あははは、と困ったようにアイリさんはわかりやすくいくらいに頑張って笑う。

初めは、アイリさんの言っていることが分からへんかった。
だってそれは、わたしが心の底でずっと願っていたこと。
だけど、こんなわたしにそんな資格があるんやろか。そんなことを望んでも、良いんやろか?
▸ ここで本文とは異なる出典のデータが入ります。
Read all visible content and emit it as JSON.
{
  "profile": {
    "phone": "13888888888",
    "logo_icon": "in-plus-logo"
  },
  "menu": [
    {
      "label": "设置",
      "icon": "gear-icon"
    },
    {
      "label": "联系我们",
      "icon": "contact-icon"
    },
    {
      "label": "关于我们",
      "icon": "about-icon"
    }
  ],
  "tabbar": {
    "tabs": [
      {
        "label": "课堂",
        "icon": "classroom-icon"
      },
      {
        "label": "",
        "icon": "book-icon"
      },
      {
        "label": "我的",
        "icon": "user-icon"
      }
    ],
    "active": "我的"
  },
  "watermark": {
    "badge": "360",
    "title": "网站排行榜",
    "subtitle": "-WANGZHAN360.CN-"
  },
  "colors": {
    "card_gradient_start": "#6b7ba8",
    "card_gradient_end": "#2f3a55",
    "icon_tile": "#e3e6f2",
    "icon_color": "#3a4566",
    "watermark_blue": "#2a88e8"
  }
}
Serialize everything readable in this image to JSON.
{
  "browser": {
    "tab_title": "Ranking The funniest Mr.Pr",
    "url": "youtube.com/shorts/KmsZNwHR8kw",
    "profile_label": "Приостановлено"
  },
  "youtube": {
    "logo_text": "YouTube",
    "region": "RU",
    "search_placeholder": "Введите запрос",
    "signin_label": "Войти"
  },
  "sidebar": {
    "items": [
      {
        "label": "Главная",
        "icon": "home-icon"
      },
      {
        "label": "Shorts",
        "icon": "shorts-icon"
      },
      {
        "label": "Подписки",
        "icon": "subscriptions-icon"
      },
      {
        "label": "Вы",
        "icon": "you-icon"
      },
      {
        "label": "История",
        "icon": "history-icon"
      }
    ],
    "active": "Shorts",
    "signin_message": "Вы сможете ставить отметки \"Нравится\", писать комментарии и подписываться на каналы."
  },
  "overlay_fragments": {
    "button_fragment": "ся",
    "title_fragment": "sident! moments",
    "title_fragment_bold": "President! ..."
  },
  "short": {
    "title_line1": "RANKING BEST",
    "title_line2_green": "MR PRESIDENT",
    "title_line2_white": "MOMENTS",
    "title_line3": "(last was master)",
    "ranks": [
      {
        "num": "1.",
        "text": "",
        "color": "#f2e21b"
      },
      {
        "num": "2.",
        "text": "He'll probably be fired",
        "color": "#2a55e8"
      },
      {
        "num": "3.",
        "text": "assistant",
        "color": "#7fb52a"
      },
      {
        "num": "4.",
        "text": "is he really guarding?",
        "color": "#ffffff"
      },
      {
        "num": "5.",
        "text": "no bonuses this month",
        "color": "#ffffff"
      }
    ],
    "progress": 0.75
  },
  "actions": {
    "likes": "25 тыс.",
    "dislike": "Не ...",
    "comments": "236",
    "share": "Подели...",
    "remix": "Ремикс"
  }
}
困惑する私に向けて、アイリさんは相変わらず困った笑みで語る。
「本当は、私の方から言い出すようなことじゃないと思うの。だって、それははやてに強制するようなものだし。
 はやては優しいから、私がそう言ったらきっと嫌でも頷いちゃうわ」
嫌やなんて、そんなこと考えたこともない。
わたしにとって、アイリさんとの日々は幸福でこそあれ、疎む様なモノやなかったから。

アイリさんと出会ってから、毎日が楽しかった。
誰かのために料理をするのが、あんなに嬉しいなんて知らへんかった。
家の中に自分以外の人がいることが、あんなにあったかいなんて知らへんかった。
ベッドの中で孤独じゃない事が、あんなに安らげるなんて知らへんかった。
みんな、みんなみんな、全部アイリさんが教えてくれた事や。
それを手放したくなくて、また独りになることが怖くて、わたしはあんなヒドイ考えを持ってしまったんやから。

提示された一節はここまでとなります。